Around 60% of dairy calf deaths before weaning are reported to be caused by infections resulting in diarrhea (Uetake 2013). Oikonomou et al. (2013) reported that a high prevalence of Faecalibacterium spp. early in life is associated with less diarrhea in newborn calves. In the present study, we found that healthy calves had a significantly higher relative abundance of Faecalibacterium and Butyricicoccus in feces compared with calves that suffered from diarrhea. Diarrhea was observed in more cases for male calves (12/14 diarrhea calves) most likely because they were fed concentrate mixed with water from 4 days age during the study period (Hang et al. 2017). Calves with diarrhea had also been treated with antimicrobials, which could have an impact on the microbiota composition (Oultram et al. 2015). However, we did not detect any difference in the animals treated with antimicrobials without diarrhea, despite similar exposure to antimicrobials. Faecalibacterium and Butyricicoccus are part of the normal microbiota in various species, and Faecalibacterium in particular has been linked to health. High prevalence of Faecalibacterium in the first week of life has also been associated with decreased incidence of diarrhea and increased weight gain in calves. Moreover, F. prausnitzii has been shown to be important for maintaining intestinal homeostasis (Oikonomou et al. 2013).

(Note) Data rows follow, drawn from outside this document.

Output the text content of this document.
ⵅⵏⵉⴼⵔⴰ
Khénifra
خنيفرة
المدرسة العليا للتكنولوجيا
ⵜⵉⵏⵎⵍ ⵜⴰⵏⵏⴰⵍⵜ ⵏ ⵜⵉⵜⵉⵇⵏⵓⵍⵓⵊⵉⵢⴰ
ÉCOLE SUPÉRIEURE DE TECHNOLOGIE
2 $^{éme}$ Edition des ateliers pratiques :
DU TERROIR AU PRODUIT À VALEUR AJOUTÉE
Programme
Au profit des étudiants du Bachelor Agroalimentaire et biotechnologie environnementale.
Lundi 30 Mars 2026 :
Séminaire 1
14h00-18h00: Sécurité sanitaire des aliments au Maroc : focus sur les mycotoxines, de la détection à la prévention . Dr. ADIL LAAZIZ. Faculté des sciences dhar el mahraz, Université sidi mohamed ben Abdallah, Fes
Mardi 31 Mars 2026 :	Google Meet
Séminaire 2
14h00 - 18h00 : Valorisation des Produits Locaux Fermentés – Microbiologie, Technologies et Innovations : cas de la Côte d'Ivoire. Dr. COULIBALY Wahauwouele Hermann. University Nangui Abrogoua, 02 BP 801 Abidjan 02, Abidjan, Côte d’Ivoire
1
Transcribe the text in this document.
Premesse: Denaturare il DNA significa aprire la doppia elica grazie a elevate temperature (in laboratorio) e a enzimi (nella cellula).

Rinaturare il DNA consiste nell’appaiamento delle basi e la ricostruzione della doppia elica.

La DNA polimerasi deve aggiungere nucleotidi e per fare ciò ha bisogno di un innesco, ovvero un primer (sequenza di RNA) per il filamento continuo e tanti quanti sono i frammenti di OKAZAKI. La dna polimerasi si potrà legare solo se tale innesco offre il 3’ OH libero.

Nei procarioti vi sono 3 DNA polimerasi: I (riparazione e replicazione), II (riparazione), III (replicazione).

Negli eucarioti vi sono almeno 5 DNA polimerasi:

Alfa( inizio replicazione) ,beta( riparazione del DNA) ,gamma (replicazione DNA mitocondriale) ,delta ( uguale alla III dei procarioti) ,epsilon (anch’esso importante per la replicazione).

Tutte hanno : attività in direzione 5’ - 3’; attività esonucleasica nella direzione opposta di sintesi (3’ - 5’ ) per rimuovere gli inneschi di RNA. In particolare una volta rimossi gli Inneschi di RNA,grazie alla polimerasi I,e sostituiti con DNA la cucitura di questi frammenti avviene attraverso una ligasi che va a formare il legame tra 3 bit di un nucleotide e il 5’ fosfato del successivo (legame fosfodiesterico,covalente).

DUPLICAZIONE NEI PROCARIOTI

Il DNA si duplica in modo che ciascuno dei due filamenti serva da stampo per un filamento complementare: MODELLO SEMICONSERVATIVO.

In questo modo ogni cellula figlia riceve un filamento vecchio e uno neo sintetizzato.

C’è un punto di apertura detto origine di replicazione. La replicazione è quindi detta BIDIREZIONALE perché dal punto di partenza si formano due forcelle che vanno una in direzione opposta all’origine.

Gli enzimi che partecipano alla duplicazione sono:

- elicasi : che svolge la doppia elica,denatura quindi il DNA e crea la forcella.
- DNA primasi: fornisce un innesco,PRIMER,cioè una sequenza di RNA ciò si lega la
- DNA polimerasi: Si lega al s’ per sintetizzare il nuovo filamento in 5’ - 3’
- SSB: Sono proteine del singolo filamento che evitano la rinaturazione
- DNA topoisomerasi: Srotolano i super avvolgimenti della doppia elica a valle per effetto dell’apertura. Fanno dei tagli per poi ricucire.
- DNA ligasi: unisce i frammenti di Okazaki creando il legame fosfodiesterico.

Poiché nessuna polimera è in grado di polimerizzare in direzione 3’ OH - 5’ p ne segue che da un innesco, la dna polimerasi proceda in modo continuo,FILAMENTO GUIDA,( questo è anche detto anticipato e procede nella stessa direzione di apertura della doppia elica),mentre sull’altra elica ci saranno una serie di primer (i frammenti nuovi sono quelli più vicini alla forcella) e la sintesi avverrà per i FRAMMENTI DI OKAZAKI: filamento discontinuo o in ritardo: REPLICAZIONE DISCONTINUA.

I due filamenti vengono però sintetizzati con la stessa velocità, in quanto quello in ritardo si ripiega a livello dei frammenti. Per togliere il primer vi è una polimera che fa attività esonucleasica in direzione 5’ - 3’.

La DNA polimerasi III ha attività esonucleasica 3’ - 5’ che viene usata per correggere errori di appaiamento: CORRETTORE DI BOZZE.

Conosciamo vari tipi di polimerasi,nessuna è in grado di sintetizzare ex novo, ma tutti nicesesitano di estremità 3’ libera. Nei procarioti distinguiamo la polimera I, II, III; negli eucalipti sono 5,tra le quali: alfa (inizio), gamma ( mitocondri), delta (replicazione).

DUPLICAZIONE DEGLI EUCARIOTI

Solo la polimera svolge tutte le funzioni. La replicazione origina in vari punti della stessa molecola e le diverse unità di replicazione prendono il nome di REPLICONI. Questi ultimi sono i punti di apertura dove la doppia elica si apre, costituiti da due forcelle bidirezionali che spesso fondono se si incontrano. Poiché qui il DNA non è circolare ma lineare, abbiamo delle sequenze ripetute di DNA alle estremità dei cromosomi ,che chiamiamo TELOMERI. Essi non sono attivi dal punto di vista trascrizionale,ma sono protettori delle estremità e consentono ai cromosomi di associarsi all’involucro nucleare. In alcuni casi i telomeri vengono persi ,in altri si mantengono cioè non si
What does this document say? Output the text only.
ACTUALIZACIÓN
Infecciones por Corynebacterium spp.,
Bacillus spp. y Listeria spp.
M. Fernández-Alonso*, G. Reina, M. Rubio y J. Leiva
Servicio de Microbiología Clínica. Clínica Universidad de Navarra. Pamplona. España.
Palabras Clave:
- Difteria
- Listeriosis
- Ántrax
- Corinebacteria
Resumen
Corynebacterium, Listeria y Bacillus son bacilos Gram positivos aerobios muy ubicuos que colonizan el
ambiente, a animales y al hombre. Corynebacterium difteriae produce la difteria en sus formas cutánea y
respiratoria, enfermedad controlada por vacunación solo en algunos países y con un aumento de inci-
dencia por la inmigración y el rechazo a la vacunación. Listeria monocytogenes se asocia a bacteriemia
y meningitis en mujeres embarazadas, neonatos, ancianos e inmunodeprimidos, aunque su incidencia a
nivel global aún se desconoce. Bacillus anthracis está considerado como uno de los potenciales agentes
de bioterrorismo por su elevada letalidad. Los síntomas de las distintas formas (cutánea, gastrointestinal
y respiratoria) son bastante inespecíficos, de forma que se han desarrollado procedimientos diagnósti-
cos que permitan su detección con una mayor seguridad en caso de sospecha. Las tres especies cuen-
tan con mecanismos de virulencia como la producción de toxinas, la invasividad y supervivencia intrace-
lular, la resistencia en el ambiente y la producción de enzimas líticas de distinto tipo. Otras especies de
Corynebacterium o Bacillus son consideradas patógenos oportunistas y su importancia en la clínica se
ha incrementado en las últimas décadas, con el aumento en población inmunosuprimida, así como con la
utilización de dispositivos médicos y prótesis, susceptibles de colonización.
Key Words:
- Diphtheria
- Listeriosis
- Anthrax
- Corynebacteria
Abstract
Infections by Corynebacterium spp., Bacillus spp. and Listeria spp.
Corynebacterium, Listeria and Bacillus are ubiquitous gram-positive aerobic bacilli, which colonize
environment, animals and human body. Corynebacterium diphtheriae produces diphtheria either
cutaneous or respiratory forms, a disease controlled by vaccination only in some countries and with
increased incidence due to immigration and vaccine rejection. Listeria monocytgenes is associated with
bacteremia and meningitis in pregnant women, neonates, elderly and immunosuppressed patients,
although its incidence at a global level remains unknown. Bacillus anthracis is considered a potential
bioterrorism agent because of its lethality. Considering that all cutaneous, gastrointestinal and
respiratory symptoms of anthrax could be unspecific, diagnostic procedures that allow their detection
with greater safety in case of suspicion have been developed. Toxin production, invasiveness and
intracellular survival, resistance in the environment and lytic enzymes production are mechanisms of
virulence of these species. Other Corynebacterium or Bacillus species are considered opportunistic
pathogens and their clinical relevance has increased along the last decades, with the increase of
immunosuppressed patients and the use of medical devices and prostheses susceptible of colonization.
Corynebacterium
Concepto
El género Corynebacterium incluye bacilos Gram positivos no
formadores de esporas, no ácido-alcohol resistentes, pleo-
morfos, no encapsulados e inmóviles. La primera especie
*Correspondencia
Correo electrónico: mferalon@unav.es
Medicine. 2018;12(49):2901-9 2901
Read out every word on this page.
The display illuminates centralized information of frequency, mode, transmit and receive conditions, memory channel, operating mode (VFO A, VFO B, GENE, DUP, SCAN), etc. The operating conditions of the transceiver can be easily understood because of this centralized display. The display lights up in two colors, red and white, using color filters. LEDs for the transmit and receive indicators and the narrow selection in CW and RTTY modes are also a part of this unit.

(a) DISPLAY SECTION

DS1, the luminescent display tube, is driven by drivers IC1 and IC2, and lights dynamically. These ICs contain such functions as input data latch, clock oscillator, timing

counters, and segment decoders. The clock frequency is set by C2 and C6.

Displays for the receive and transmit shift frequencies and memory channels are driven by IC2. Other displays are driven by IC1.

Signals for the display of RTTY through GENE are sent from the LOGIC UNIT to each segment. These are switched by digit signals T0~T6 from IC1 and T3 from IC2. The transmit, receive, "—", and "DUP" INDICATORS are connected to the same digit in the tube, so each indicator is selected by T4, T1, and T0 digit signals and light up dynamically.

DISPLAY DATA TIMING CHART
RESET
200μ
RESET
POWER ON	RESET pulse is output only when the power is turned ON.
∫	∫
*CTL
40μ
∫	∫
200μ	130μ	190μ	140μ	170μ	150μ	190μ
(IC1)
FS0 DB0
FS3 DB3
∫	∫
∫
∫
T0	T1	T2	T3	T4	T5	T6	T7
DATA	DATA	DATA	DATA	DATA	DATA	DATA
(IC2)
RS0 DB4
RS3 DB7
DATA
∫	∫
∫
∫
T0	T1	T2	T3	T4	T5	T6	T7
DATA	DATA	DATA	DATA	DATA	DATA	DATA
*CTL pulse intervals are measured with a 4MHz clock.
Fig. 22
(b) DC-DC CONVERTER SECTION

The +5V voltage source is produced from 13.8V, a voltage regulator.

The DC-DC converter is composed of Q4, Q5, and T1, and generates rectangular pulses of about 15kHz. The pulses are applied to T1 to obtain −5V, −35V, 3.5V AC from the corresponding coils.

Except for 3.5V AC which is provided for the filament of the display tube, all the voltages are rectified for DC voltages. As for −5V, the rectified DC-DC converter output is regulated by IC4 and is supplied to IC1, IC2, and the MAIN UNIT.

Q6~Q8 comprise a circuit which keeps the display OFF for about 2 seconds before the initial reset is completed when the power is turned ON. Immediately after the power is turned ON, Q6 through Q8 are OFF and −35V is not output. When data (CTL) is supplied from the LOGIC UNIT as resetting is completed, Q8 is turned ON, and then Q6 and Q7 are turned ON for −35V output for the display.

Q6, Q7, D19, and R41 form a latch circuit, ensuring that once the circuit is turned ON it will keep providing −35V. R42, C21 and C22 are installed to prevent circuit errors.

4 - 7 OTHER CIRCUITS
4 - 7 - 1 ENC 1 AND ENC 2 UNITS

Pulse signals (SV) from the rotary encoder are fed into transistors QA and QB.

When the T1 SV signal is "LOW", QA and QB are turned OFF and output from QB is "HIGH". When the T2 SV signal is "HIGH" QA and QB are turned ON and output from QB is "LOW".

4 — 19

The findings presented here provide further information regarding the potentially beneficial effect of Faecalibacterium in newborn calves and its association with health.

Butyricicoccus was also significantly more abundant in feces of healthy calves in the present study, and this was also shown by Tomassini (2015). Alipour et al. (2018) noted that Butyricicoccus and Faecalibacterium species are commonly positively correlated in the gut. One shared feature of Faecalibacterium and Butyricicoccus is the ability to produce butyrate in the gut. Butyrate is not only a nutrient source for the gut colonocytes, but it is also thought to be beneficial for the immunological maturation of the gut mucosa (Furusawa et al. 2013).

Our study demonstrated a significant age-dependent shift in the gut microbiota of young dairy calves. Colostrum is a source of bacteria and nutrients for the developing gut. At 14 days of age, there were differences in abundances of Faecalibacterium and Butyricicoccus between calves with gut disturbances and healthy calves.